OAB-MT requer melhorias e retirada de câmeras do parlatório da PCE

Mais que o restabelecimento do atendimento à advocacia na Penitenciária Central do Estado (PCE), inclusive durante o período de reforma, a Ordem dos Advogados do Brasil – Seccional Mato Grosso (OAB-MT) está tratando, junto à Secretaria de Estado de Segurança Pública (Sesp), de uma série de medidas para assegurar as prerrogativas da advocacia na unidade.

Uma delas é a retirada imediata das câmeras do parlatório. O local é uma das áreas atingidas pela reforma e a gravação de imagens viola a privacidade e o sigilo da conversa entre advogado e cliente estabelecida em lei.

Medida semelhante já foi adotada pela Ordem em relação ao Centro de Custódia da Capital (CCC) e atendida pelo Estado em 2016, quando as câmeras de vigilância foram realocadas para área externa, preservando a segurança no sistema, tanto em relação aos servidores, recuperandos, quanto a profissionais da advocacia, e também assegurando o cumprimento da legislação para garantir o sigilo.

O inciso IX do artigo 41 da Lei 7.210/84 elenca como direito do preso a entrevista pessoal e reservada com o advogado. Da mesma forma, o inciso III do artigo 7º da Lei Federal 8.906/94 estabelece que é direito do profissional da advocacia comunicar-se com seus clientes, pessoal e reservadamente, mesmo sem procuração, quando estes se acharem presos, detidos ou recolhidos em estabelecimentos civis ou militares, ainda que considerados incomunicáveis.
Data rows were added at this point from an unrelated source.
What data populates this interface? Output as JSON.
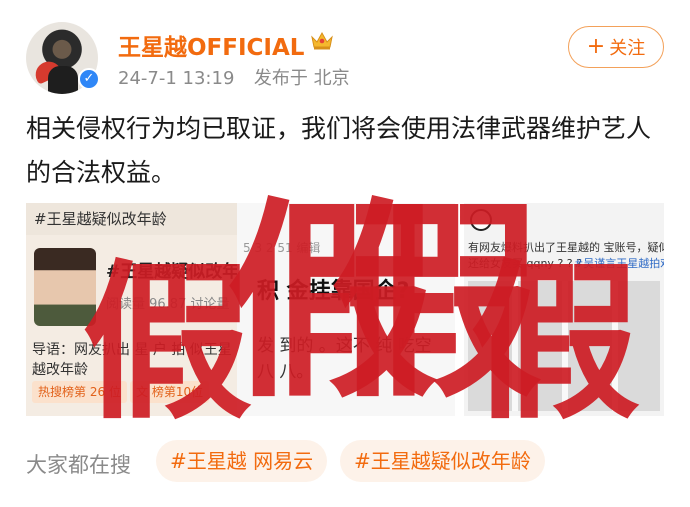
{
  "post": {
    "username": "王星越OFFICIAL",
    "timestamp": "24-7-1 13:19",
    "location": "发布于 北京",
    "follow_label": "关注",
    "content": "相关侵权行为均已取证，我们将会使用法律武器维护艺人的合法权益。"
  },
  "images": {
    "img1": {
      "topic_bar": "#王星越疑似改年龄",
      "topic": "#王星越疑似改年龄",
      "stats": "阅读量 96.87 讨论量",
      "lead": "导语：网友扒出 星 户 拍 似王星越改年龄",
      "rank_a": "热搜榜第 26 位",
      "rank_b": "文 榜第10位"
    },
    "img2": {
      "header": "5 3 2 51 编辑",
      "headline": "积 金挂靠国企?",
      "body_line1": "发 到的 。这不 纯 吃空",
      "body_line2": "八 八。"
    },
    "img3": {
      "line1": "有网友爆料扒出了王星越的 宝账号，疑似",
      "line2": "还给女友买 qqny ? ? ?",
      "hashtag": "#吴谨言王星越拍戏"
    }
  },
  "overlay": {
    "mark1": "假",
    "mark2": "假",
    "mark3": "假",
    "mark4": "假"
  },
  "trending": {
    "label": "大家都在搜",
    "tags": [
      "#王星越 网易云",
      "#王星越疑似改年龄"
    ]
  },
  "colors": {
    "accent": "#f26b0f",
    "overlay_red": "#cd1c24",
    "verified_blue": "#2f87f7"
  },
  "icons": {
    "crown": "crown-icon",
    "verified": "verified-badge-icon",
    "follow": "plus-icon"
  }
}
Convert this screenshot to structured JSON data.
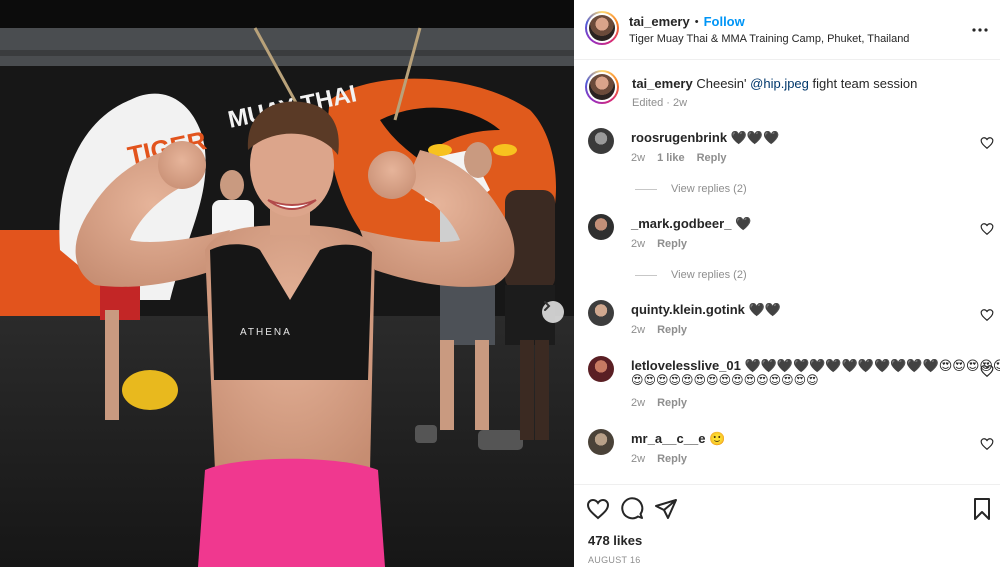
{
  "post": {
    "author": "tai_emery",
    "follow_label": "Follow",
    "separator": "•",
    "location": "Tiger Muay Thai & MMA Training Camp, Phuket, Thailand",
    "caption": {
      "username": "tai_emery",
      "text_before": "Cheesin'",
      "mention": "@hip.jpeg",
      "text_after": "fight team session",
      "edited": "Edited",
      "dot": "·",
      "time": "2w"
    },
    "likes": "478 likes",
    "date": "AUGUST 16",
    "photo": {
      "banner_text": "TIGER MUAY THAI",
      "shirt_text": "ATHENA"
    }
  },
  "comments": [
    {
      "username": "roosrugenbrink",
      "text": "🖤🖤🖤",
      "time": "2w",
      "likes": "1 like",
      "reply": "Reply",
      "replies": "View replies (2)"
    },
    {
      "username": "_mark.godbeer_",
      "text": "🖤",
      "time": "2w",
      "reply": "Reply",
      "replies": "View replies (2)"
    },
    {
      "username": "quinty.klein.gotink",
      "text": "🖤🖤",
      "time": "2w",
      "reply": "Reply"
    },
    {
      "username": "letlovelesslive_01",
      "text": "🖤🖤🖤🖤🖤🖤🖤🖤🖤🖤🖤🖤😍😍😍😍😍😍",
      "text2": "😍😍😍😍😍😍😍😍😍😍😍😍😍😍😍",
      "time": "2w",
      "reply": "Reply"
    },
    {
      "username": "mr_a__c__e",
      "text": "🙂",
      "time": "2w",
      "reply": "Reply"
    }
  ],
  "colors": {
    "follow_blue": "#0095f6",
    "mention_blue": "#00376b",
    "meta_gray": "#8e8e8e",
    "shorts_pink": "#f0388f"
  }
}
Ainda vale ressaltar que já foi aprovado, por unanimidade, na Assembleia Legislativa o projeto de lei que configura ilícito funcional a violação, por parte de servidores públicos, dos direitos estabelecidos no referido artigo 7º da Lei 8.906/94.

Inclusive, a Resolução nº 08 de 2006 do Conselho Nacional de Política Criminal e Penitenciária (CNPCP) recomenda que parlatórios não podem ser monitorados por meios eletrônicos de qualquer natureza.

Além disso, com a digitalização do sistema processual, também se faz necessária a liberação do ingresso de profissionais da advocacia com dispositivos eletrônicos de uso profissional, conforme previsto na Portaria nº 07/2012 da Secretaria de Estado de Justiça e Direitos Humanos (Sejudh).

Também foram reivindicadas pela OAB-MT, neste momento em que o parlatório da PCE passa por readequações estruturais, uma reforma para a melhoria de suas condições permitindo o devido exercício da advocacia na unidade.

Por último, ainda se faz necessária a obrigatória identificação dos agentes penitenciários responsáveis pela recepção e encaminhamento da advocacia dentro da unidade com a numeração prevista, conforme manual do Departamento Penitenciário Nacional, medida já garantida anteriormente pela administração do sistema.